Question #98a64

1 Answer
Jan 25, 2015

There is no definitive method of telling whether a compound is an oxidant or a reductant by looking at its molecular formula.

The earlier definition for oxidation involved the gain of oxygen and/or the removal of hydrogen. You might, therefore, expect compounds that contain oxygen to be good oxidising agents.

This is true for say, #H_2O_2# and #KClO_3# but it is certainly not general. #CH_3CHO# is actually a reducing agent.

The general definition for oxidation is the loss of electrons so you might expect species with a positive centre to be good oxidisers.

This is true for species such as #MnO_4^-# (MnVII) and #CrO_4^(2-)# Cr(VI) which are strongly oxidising in acidic conditions.

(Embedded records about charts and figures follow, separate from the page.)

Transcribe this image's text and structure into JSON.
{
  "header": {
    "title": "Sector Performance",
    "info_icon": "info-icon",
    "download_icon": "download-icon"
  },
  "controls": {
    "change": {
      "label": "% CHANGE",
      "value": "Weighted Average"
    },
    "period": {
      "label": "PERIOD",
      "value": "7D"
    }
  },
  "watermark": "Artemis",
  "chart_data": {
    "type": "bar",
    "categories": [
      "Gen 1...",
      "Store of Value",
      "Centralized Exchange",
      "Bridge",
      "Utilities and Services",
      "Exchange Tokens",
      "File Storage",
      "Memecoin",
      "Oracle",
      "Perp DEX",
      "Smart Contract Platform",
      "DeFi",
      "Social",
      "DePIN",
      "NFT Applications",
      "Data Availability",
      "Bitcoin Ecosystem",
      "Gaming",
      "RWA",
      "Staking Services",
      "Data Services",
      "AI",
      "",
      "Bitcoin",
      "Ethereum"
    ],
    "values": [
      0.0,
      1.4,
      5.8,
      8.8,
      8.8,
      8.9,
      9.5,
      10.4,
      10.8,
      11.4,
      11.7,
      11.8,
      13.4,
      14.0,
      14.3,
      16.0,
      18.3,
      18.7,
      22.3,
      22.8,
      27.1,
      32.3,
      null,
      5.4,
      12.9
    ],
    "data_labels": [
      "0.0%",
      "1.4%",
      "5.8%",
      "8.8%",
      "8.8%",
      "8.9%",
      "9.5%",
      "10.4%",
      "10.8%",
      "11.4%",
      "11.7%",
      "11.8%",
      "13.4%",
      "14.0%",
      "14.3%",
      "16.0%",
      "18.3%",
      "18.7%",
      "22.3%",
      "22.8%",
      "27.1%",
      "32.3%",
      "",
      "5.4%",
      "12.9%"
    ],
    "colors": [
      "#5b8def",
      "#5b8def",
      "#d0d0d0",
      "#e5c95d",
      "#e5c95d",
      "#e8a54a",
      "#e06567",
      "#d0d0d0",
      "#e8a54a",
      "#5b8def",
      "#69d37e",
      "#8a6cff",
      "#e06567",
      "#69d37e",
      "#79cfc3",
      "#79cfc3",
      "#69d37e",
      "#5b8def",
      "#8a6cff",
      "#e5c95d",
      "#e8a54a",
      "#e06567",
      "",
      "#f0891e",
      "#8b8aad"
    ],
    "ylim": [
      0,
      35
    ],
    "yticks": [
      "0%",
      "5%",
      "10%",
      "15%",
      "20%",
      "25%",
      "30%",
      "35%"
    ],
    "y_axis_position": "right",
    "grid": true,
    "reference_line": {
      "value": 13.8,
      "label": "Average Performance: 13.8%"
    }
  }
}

However #Cl_2# and #F_2# are very powerfully oxidising, yet they are in a zero oxidation state and contain no oxygen.

This can be accounted for by the strong attraction their nuclei have for incoming electrons and the benefit of exchange energy stability acquired by achieving a full #p^6# sub - shell when they form a halide ion.

You could apply the same reasoning when looking at reducing agents. Reduction is gain of electrons so you might expect electropositive metals such as sodium and magnesium to be good reducing agents - and you would be correct.

However, you can't tell that #S_2O_3^(2-)# is a reducing agent just by looking at its formula.

The ability to oxidise or reduce, like many properties in chemistry, lies on a continuum and is relative.

The best way to assess whether a species will be a good oxidiser or reducer is to consult a table of Standard Electrode Potentials (#E^0#). Here is the link:
http://en.wikipedia.org/wiki/Standard_electrode_potential_(data_page)

I won't go into how they are measured here but when they are listed negative to positive you find the most powerful oxidising agents to be at the bottom left of the table and the most powerful reducing agents to at the top right.

These values can be used to predict whether a redox reaction is feasible.

I won't go into that here as this answer is getting a bit long. If you want more on how you would do this I am happy to answer if you post a separate question.